Well, actually, it was a teenager, and I’m the one who screamed, and, truth be told, it wasn’t storming, but it was dark, and I was at home, and I did, in fact, scream. It wasn’t one of those blood curdling screams like in the movie Halloween, it was more like an, eww gross, what the heck is this, sort of holler. But I digress.
It was a dark night. The evening settled in and I flipped off the television and lights. Halfway towards my bedroom, I realized I wanted some water. I wandered back to the kitchen, keeping the lights off, and found a cup in the cupboard, stepped two paces to the left and plunged the glass under the water dispenser in the refrigerator. Leaning my right hand on the cool door, I noticed a gritty feeling; the surface had been cleaned with a dirty rag.
I set the glass on the counter and picked up a bottle of Windex and rag while flipping on the lights. Looking for the offending grime, I noticed, almost imperceptibly, it moved. I screamed—or shouted—or swore in some sort of breathtaking manner.
*&%@#+^$@!
My sixteen year old appeared. “What?” he asked in that sleepy but irritated tone in which all uninterested teenagers respond to their mothers.
“Is that dirt moving?”
“What? I don’t see anything.”
“There. See it? Look.” I pressed the button on the fridge door and the area illuminated.
Hundreds, no thousands, of little minuscule creatures lined the outside of the stainless steel door.
The kitchen, now bright, became a combat zone. Every safe-for-stainless product lay on the counter next to rolls of paper towels.
The bugs would not defeat me.
Little did I know, however, their force would be stronger than my midnight resolve. For two hours I sprayed and wiped and sprayed until I realized I must retreat.

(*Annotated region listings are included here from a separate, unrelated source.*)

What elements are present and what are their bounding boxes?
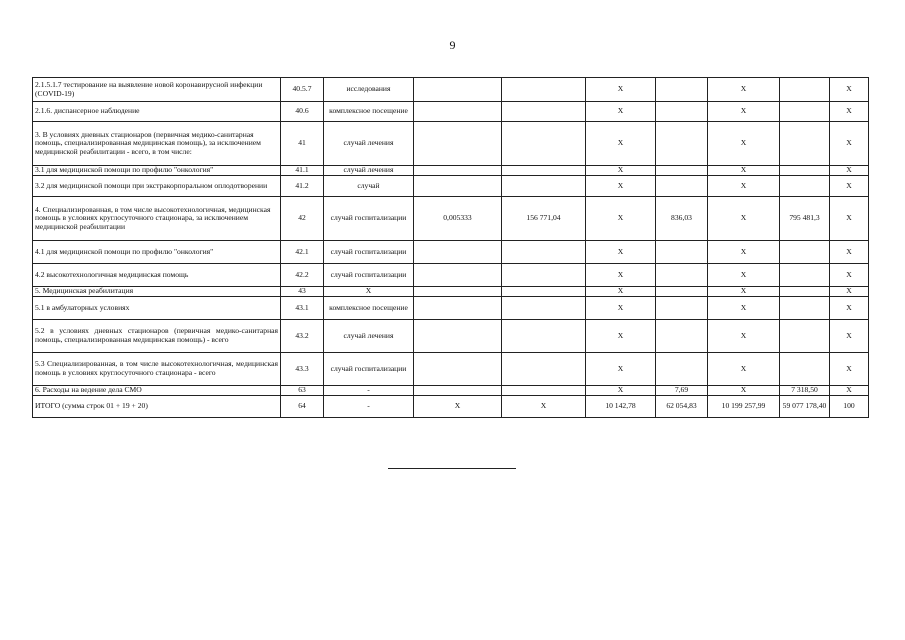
cell-col8: X	[708, 386, 780, 396]
cell-col5	[502, 297, 586, 320]
cell-col6: X	[586, 264, 656, 287]
cell-col5	[502, 241, 586, 264]
cell-col9	[780, 297, 830, 320]
cell-col9	[780, 287, 830, 297]
cell-col6: X	[586, 78, 656, 102]
row-code: 41.2	[281, 176, 324, 197]
cell-col8: X	[708, 78, 780, 102]
cell-col10: X	[830, 386, 869, 396]
cell-col4	[414, 287, 502, 297]
cell-col7: 62 054,83	[656, 396, 708, 418]
cell-col5	[502, 166, 586, 176]
cell-col9	[780, 353, 830, 386]
cell-col10: X	[830, 287, 869, 297]
cell-col10: 100	[830, 396, 869, 418]
row-code: 41.1	[281, 166, 324, 176]
row-unit: случай лечения	[324, 166, 414, 176]
table-row	[33, 102, 869, 122]
row-name: 5. Медицинская реабилитация	[33, 287, 281, 297]
cell-col9	[780, 78, 830, 102]
row-unit: случай госпитализации	[324, 241, 414, 264]
table-row	[33, 396, 869, 418]
cell-col6: X	[586, 320, 656, 353]
cell-col10: X	[830, 102, 869, 122]
cell-col7	[656, 122, 708, 166]
financing-table	[32, 77, 869, 418]
cell-col10: X	[830, 197, 869, 241]
row-name: 4.1 для медицинской помощи по профилю "онкология"	[33, 241, 281, 264]
row-unit: случай госпитализации	[324, 353, 414, 386]
cell-col7	[656, 102, 708, 122]
cell-col5	[502, 320, 586, 353]
cell-col8: X	[708, 197, 780, 241]
cell-col10: X	[830, 264, 869, 287]
cell-col6: X	[586, 386, 656, 396]
cell-col7	[656, 353, 708, 386]
cell-col10: X	[830, 353, 869, 386]
cell-col6: X	[586, 197, 656, 241]
cell-col4	[414, 122, 502, 166]
row-name: 5.1 в амбулаторных условиях	[33, 297, 281, 320]
row-name: 4. Специализированная, в том числе высокотехнологичная, медицинская помощь в условиях круглосуточного стационара, за исключением медицинской реабилитации	[33, 197, 281, 241]
row-code: 41	[281, 122, 324, 166]
table-row	[33, 241, 869, 264]
cell-col10: X	[830, 241, 869, 264]
cell-col10: X	[830, 122, 869, 166]
cell-col5	[502, 176, 586, 197]
cell-col7: 7,69	[656, 386, 708, 396]
row-code: 42	[281, 197, 324, 241]
cell-col6: X	[586, 353, 656, 386]
cell-col9	[780, 320, 830, 353]
row-code: 40.6	[281, 102, 324, 122]
cell-col6: X	[586, 287, 656, 297]
row-name: 2.1.6. диспансерное наблюдение	[33, 102, 281, 122]
cell-col9	[780, 102, 830, 122]
row-unit: комплексное посещение	[324, 297, 414, 320]
row-name: ИТОГО (сумма строк 01 + 19 + 20)	[33, 396, 281, 418]
cell-col7: 836,03	[656, 197, 708, 241]
cell-col7	[656, 264, 708, 287]
row-unit: случай лечения	[324, 122, 414, 166]
cell-col4	[414, 386, 502, 396]
cell-col8: X	[708, 241, 780, 264]
cell-col8: 10 199 257,99	[708, 396, 780, 418]
cell-col10: X	[830, 176, 869, 197]
row-name: 5.3 Специализированная, в том числе высокотехнологичная, медицинская помощь в условиях круглосуточного стационара - всего	[33, 353, 281, 386]
cell-col8: X	[708, 297, 780, 320]
cell-col7	[656, 241, 708, 264]
table-row	[33, 297, 869, 320]
row-code: 43	[281, 287, 324, 297]
cell-col4	[414, 102, 502, 122]
cell-col5	[502, 386, 586, 396]
cell-col4	[414, 297, 502, 320]
table-row	[33, 287, 869, 297]
cell-col8: X	[708, 287, 780, 297]
cell-col6: 10 142,78	[586, 396, 656, 418]
table-row	[33, 122, 869, 166]
cell-col6: X	[586, 122, 656, 166]
row-code: 43.1	[281, 297, 324, 320]
cell-col5	[502, 353, 586, 386]
row-code: 40.5.7	[281, 78, 324, 102]
cell-col6: X	[586, 102, 656, 122]
row-unit: комплексное посещение	[324, 102, 414, 122]
cell-col10: X	[830, 297, 869, 320]
cell-col7	[656, 166, 708, 176]
cell-col10: X	[830, 78, 869, 102]
cell-col9	[780, 166, 830, 176]
row-code: 42.2	[281, 264, 324, 287]
cell-col8: X	[708, 176, 780, 197]
row-name: 3.2 для медицинской помощи при экстракорпоральном оплодотворении	[33, 176, 281, 197]
table-row	[33, 166, 869, 176]
row-unit: случай госпитализации	[324, 197, 414, 241]
cell-col5	[502, 287, 586, 297]
cell-col4	[414, 176, 502, 197]
table-row	[33, 78, 869, 102]
cell-col5	[502, 122, 586, 166]
cell-col7	[656, 320, 708, 353]
cell-col8: X	[708, 320, 780, 353]
cell-col4: 0,005333	[414, 197, 502, 241]
cell-col9	[780, 122, 830, 166]
cell-col4	[414, 264, 502, 287]
row-name: 3. В условиях дневных стационаров (первичная медико-санитарная помощь, специализированная медицинская помощь), за исключением медицинской реабилитации - всего, в том числе:	[33, 122, 281, 166]
cell-col6: X	[586, 166, 656, 176]
row-unit: исследования	[324, 78, 414, 102]
cell-col4	[414, 353, 502, 386]
cell-col5	[502, 264, 586, 287]
row-name: 6. Расходы на ведение дела СМО	[33, 386, 281, 396]
cell-col5: 156 771,04	[502, 197, 586, 241]
row-unit: -	[324, 396, 414, 418]
cell-col8: X	[708, 353, 780, 386]
row-name: 2.1.5.1.7 тестирование на выявление новой коронавирусной инфекции (COVID-19)	[33, 78, 281, 102]
cell-col8: X	[708, 102, 780, 122]
cell-col4	[414, 166, 502, 176]
divider-line	[388, 468, 516, 469]
row-unit: X	[324, 287, 414, 297]
cell-col4: X	[414, 396, 502, 418]
cell-col4	[414, 78, 502, 102]
row-unit: -	[324, 386, 414, 396]
row-unit: случай госпитализации	[324, 264, 414, 287]
table-row	[33, 320, 869, 353]
cell-col7	[656, 287, 708, 297]
cell-col8: X	[708, 166, 780, 176]
page-number: 9	[449, 38, 456, 52]
row-code: 63	[281, 386, 324, 396]
table-row	[33, 197, 869, 241]
cell-col10: X	[830, 320, 869, 353]
cell-col5	[502, 102, 586, 122]
cell-col9: 795 481,3	[780, 197, 830, 241]
row-name: 4.2 высокотехнологичная медицинская помощь	[33, 264, 281, 287]
table-row	[33, 353, 869, 386]
row-code: 43.2	[281, 320, 324, 353]
row-code: 64	[281, 396, 324, 418]
table-row	[33, 176, 869, 197]
row-code: 42.1	[281, 241, 324, 264]
cell-col9	[780, 241, 830, 264]
cell-col9	[780, 264, 830, 287]
cell-col6: X	[586, 176, 656, 197]
cell-col9	[780, 176, 830, 197]
cell-col7	[656, 78, 708, 102]
cell-col9: 59 077 178,40	[780, 396, 830, 418]
cell-col4	[414, 320, 502, 353]
cell-col8: X	[708, 264, 780, 287]
row-name: 3.1 для медицинской помощи по профилю "онкология"	[33, 166, 281, 176]
row-name: 5.2 в условиях дневных стационаров (первичная медико-санитарная помощь, специализированная медицинская помощь) - всего	[33, 320, 281, 353]
cell-col5	[502, 78, 586, 102]
table-row	[33, 264, 869, 287]
table-row	[33, 386, 869, 396]
cell-col6: X	[586, 241, 656, 264]
cell-col10: X	[830, 166, 869, 176]
row-unit: случай лечения	[324, 320, 414, 353]
cell-col6: X	[586, 297, 656, 320]
cell-col8: X	[708, 122, 780, 166]
cell-col7	[656, 297, 708, 320]
cell-col9: 7 318,50	[780, 386, 830, 396]
row-unit: случай	[324, 176, 414, 197]
cell-col4	[414, 241, 502, 264]
cell-col7	[656, 176, 708, 197]
cell-col5: X	[502, 396, 586, 418]
row-code: 43.3	[281, 353, 324, 386]
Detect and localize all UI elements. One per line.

I consulted Google: tiny kitchen bugs; tiny white bugs in kitchen; kitchen door crawling with white bugs. Finally I got a hit. Flour mites. “Very tiny little creatures…soft white body…eight legs, except in the larval stage when it has only six legs.”
These practically invisible creepy-crawlies don’t live long but females lay 800 eggs a day. By morning, my refrigerator was swimming in a swarm of flea cousins.
I called the bug guy. He could be there in the afternoon. Once he arrived, he had no advice. Any chemical he could use would ruin my stainless steel and, he added, “I’ve been doing this for over twenty year and I’ve never seen these guys before.”
My day just went from bad to worse.
Wikipedia told me to starve them to death. I gathered all my food from the kitchen and tossed it into the garage freezer or the trash. Then I discovered the solution to my problem. The little guys with pinkish-brown legs couldn’t crawl through WD-40. It didn’t kill them, but who would have thought a little lubricant would make reproducing so difficult.